HESI RN
Community Health HESI 2023 Quizlet
1. The healthcare provider is assessing a client with a suspected pulmonary embolism. Which finding requires immediate intervention?
- A. Chest pain.
- B. Shortness of breath.
- C. Tachycardia.
- D. Cyanosis.
Correct answer: D
Rationale: Cyanosis is a late sign of hypoxemia and indicates severe oxygen deprivation, necessitating immediate intervention in a client with a suspected pulmonary embolism. Chest pain, shortness of breath, and tachycardia are also concerning symptoms in pulmonary embolism; however, cyanosis signifies critical oxygen deficiency and warrants urgent attention to prevent further complications.
2. A client with a history of heart failure is admitted with severe dyspnea.
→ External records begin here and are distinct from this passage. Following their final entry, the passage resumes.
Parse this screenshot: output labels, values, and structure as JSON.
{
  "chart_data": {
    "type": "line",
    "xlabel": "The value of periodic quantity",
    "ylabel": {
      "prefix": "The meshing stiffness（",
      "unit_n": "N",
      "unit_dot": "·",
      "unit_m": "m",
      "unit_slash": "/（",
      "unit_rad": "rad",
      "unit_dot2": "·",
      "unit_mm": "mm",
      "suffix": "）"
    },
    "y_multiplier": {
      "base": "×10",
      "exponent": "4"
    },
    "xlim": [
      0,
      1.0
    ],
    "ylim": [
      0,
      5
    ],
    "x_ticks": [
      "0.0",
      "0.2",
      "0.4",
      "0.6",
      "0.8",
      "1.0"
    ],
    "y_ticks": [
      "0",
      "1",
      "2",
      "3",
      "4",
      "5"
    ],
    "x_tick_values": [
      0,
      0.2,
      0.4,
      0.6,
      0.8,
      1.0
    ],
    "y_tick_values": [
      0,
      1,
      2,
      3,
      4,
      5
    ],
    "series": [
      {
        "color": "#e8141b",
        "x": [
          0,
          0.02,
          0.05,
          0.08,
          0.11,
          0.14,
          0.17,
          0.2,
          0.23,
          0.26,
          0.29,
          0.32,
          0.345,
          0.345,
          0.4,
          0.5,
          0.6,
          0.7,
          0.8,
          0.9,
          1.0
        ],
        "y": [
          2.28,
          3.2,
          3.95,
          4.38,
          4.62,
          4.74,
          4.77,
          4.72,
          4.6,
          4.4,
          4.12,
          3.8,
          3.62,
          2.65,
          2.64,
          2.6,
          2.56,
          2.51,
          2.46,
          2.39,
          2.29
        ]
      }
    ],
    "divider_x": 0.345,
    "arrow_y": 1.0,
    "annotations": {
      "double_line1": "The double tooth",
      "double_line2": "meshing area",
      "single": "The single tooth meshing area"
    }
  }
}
Which laboratory result requires immediate intervention?
- A. Blood glucose of 150 mg/dL.
- B. Serum potassium of 3.5 mEq/L.
- C. Serum creatinine of 1.0 mg/dL.
- D. Blood urea nitrogen (BUN) of 20 mg/dL.
Correct answer: C
Rationale: The correct answer is C. A serum creatinine level of 1.0 mg/dL is within the normal range. However, in a client with heart failure and severe dyspnea, fluid retention is a significant concern. An elevated serum creatinine level may indicate impaired kidney function, which can worsen fluid overload. Therefore, immediate intervention is required to prevent further complications. Choices A, B, and D are within normal ranges and not indicative of immediate intervention in this scenario.
3. The nurse is caring for a client with cirrhosis of the liver. Which laboratory result requires immediate intervention?
- A. Serum albumin of 3.5 g/dL.
- B. Prothrombin time (PT) of 12 seconds.
- C. Hemoglobin of 10 g/dL.
- D. Serum ammonia level of 180 mcg/dL.
Correct answer: D
Rationale: The correct answer is D, the serum ammonia level of 180 mcg/dL. An elevated serum ammonia level indicates hepatic dysfunction and can lead to hepatic encephalopathy, which is a medical emergency requiring immediate intervention. Options A, B, and C are within normal ranges or slightly abnormal values for clients with cirrhosis and do not pose an immediate threat. Serum albumin levels may indicate malnutrition, prothrombin time may reflect liver synthetic function, and hemoglobin levels can be affected by various factors but do not require immediate intervention in this scenario.
4. A client with a history of peptic ulcer disease is admitted with sudden severe abdominal pain. Which finding indicates the possibility of a perforated ulcer?
- A. Bowel sounds are hyperactive in all quadrants.
- B. Abdomen is soft and nondistended.
- C. The client reports sudden severe abdominal pain.
- D. Blood pressure of 110/70 mm Hg.
Correct answer: C
Rationale: The correct answer is C. Sudden severe abdominal pain is a key clinical manifestation of a perforated ulcer. The sudden onset of severe pain is concerning for a perforation in the ulcer, which can lead to peritonitis if not promptly addressed. Choices A, B, and D are incorrect because hyperactive bowel sounds, a soft and nondistended abdomen, and a blood pressure of 110/70 mm Hg are not specific indicators of a perforated ulcer. Hyperactive bowel sounds may suggest increased gastrointestinal motility, a soft abdomen may not necessarily indicate a perforation, and a blood pressure of 110/70 mm Hg is within normal limits and does not directly relate to a perforated ulcer.
5. Which bioterrorism agent is at high risk for use as a potential biological weapon that is readily transmitted by several portals of entry?
- A. anthrax
- B. smallpox
- C. botulism
- D. tularemia
Correct answer: A
Rationale: Anthrax is the correct answer. Anthrax spores can be transmitted through inhalation, ingestion, or skin contact, making it a high-risk agent for bioterrorism. Smallpox, botulism, and tularemia are also potential bioterrorism agents, but they do not have the same versatility in terms of multiple portals of entry, unlike anthrax.